Patients who had identifiable reversible causes of CA were more likely to survive at 24 hours than those who had no reversible causes recognised. There is a paucity of data reporting this association in pediatric patients with IHCA who underwent CPR. In this study, 78 (57.5%) of patient who underwent CPR had their reversible causes of CA identified. To what extent the recognition of cause of cardiac arrest influences survival has not been thoroughly investigated in pediatric population. In a study conducted in adults, patients suffering an IHCA showed a substantial survival benefit if the causes of arrest were recognized by the emergency team. This finding supports the AHA recommendation that cardiac arrest in children may be associated with a reversible condition, rapid recognition, immediate high-quality CPR, and correction of contributing factors and potentially reversible causes offer the best chance for a successful resuscitation (7).
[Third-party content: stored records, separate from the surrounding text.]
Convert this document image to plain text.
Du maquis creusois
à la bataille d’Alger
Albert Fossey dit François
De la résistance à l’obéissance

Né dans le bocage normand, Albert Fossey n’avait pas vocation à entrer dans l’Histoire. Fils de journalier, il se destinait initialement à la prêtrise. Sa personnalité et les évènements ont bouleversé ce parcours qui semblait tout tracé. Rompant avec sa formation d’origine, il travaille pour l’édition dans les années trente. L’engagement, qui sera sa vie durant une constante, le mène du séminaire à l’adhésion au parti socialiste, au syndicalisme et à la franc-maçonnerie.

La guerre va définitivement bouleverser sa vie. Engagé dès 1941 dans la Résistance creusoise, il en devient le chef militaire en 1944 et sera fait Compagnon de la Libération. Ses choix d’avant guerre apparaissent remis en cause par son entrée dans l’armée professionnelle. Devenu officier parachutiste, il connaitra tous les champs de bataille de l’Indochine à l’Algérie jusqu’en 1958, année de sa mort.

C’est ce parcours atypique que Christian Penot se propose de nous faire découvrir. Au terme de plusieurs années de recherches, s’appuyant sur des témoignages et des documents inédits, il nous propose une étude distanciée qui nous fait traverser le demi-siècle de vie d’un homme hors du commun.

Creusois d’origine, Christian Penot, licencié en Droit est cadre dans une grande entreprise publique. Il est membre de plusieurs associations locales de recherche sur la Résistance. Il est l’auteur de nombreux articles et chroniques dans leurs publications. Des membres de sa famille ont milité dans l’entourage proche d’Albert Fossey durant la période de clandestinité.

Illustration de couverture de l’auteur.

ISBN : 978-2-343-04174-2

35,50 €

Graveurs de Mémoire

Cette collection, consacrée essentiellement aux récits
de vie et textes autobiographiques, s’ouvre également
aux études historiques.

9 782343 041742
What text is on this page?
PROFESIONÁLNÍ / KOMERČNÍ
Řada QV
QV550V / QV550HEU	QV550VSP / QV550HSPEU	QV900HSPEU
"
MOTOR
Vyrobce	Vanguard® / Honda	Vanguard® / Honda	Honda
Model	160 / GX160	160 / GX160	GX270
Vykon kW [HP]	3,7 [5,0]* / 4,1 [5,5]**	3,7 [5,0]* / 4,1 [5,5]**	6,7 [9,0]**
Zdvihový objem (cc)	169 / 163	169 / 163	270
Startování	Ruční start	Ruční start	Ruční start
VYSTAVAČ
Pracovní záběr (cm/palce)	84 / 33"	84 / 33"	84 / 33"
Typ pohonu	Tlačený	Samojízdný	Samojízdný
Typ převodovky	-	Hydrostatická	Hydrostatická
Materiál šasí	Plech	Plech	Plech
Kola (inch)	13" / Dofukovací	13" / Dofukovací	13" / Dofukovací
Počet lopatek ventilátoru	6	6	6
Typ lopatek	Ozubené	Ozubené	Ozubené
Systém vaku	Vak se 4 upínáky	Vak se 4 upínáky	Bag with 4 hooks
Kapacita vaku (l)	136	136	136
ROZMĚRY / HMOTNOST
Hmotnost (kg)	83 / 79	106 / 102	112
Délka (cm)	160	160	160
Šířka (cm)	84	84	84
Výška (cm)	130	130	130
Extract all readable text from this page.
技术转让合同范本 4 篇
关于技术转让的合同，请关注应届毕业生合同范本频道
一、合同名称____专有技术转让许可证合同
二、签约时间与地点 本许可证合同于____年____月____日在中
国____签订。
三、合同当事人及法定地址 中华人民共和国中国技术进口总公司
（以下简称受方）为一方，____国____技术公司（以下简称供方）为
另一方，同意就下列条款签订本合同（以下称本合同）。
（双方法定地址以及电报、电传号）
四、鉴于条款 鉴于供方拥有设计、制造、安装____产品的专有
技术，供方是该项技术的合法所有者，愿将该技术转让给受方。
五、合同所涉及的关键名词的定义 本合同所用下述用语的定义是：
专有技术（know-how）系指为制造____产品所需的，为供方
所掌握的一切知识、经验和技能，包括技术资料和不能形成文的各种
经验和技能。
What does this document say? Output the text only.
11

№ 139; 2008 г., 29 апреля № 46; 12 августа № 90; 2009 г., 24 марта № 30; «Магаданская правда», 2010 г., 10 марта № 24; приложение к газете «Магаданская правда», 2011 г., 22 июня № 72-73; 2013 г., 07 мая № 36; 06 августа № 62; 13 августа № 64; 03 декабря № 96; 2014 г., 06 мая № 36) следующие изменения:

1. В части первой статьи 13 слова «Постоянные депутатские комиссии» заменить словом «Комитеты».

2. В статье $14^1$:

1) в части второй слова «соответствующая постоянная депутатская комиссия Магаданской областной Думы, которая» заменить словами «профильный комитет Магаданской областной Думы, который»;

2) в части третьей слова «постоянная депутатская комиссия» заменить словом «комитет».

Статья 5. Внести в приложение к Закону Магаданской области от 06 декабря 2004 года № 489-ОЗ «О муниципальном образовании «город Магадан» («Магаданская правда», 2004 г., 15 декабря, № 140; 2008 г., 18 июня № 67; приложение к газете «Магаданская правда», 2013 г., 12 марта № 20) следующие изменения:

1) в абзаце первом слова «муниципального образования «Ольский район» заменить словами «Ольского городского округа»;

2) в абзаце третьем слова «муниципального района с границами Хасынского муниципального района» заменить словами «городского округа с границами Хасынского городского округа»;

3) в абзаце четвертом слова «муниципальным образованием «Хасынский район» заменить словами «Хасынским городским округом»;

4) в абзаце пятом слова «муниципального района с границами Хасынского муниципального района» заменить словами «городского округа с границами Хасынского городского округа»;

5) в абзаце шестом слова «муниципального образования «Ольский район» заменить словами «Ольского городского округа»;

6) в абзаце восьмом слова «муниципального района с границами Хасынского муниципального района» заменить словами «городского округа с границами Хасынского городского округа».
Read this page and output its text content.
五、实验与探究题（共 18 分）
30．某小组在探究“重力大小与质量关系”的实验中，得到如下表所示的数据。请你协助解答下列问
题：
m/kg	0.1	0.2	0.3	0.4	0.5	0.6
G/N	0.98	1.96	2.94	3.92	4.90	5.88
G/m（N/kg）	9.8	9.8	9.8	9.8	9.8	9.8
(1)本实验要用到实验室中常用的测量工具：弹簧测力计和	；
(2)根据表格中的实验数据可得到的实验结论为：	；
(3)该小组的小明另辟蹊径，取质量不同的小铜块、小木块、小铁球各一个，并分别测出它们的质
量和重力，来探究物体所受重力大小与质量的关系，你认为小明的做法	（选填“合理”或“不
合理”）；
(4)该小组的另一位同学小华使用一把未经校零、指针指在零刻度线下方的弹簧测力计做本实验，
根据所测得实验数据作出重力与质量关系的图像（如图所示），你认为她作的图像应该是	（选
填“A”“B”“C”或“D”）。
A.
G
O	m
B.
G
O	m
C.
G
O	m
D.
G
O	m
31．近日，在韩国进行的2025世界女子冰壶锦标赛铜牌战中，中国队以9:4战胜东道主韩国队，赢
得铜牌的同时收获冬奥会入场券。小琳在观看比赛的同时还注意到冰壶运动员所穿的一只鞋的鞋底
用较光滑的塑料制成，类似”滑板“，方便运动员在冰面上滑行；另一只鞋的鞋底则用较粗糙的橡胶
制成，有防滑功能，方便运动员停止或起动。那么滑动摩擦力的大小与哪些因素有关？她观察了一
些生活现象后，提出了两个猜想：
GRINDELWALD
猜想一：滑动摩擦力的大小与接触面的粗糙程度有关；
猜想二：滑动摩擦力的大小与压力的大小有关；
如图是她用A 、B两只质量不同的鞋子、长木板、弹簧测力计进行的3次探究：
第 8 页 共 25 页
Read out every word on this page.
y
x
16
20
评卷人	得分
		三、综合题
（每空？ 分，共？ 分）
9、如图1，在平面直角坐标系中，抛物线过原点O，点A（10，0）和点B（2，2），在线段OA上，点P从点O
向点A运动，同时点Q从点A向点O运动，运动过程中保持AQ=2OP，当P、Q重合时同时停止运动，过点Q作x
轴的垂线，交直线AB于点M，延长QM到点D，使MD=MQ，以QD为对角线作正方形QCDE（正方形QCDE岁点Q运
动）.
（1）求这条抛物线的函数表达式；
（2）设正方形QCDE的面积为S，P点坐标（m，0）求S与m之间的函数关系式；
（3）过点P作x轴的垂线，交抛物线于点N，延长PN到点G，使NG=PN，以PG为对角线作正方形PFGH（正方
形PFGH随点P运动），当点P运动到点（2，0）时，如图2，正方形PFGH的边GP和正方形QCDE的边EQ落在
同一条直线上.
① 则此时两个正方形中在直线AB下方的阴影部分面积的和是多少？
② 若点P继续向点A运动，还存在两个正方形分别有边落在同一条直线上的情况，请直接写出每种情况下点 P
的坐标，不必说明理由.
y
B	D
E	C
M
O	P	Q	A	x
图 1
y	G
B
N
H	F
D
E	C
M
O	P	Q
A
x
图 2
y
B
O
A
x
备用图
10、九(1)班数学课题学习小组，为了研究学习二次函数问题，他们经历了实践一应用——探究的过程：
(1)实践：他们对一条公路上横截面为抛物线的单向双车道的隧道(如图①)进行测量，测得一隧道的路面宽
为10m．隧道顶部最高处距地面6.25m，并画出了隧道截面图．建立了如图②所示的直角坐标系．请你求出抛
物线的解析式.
Patients who required mechanical ventilation after ROSC had better survival at 24 hours than those who were not mechanically ventilated. This finding is in keeping with a study conducted in Egypt in a similar population of patients (18). Post-cardiac arrest derangements in partial pressure of carbon dioxide (PaCO2) are common. Alterations in PaCO2 could affect outcome by exacerbating the ischemic insult through hypocarbia induced cerebral vasoconstriction or through hypercarbia- induced cerebral vasodilation and edema, lungs may also be damaged from trauma due to chest compressions, aspiration of blood/gastric content or development of pneumonia. Data extrapolated from pediatric critical care suggest that during post-cardiac arrest care, use of mechanical ventilation lung protective strategies, including low inspiratory volume and positive end-expiratory pressure, are warranted to minimize lung injury and hemodynamic compromise (19). Assessment of patient immediate post-cardiac arrest to further establish the adequacy of oxygenation and ventilation is necessary to provide assisted ventilation as needed.
Study limitations
This was a single site retrospective cohort study with a small sample size that was carried out in a tertiary hospital in Tanzania, where the population and resuscitation measures may not be representative of the whole country which limits the generalizability of our findings.
We only analyzed factors in the first 24 hours after ROSC, which may be the most important but not the only ones. Other factors that might affect the survival at discharge but may appear in the following days, such as nosocomial infections or multiple organ failure, and post-cardiac arrest care were not studied.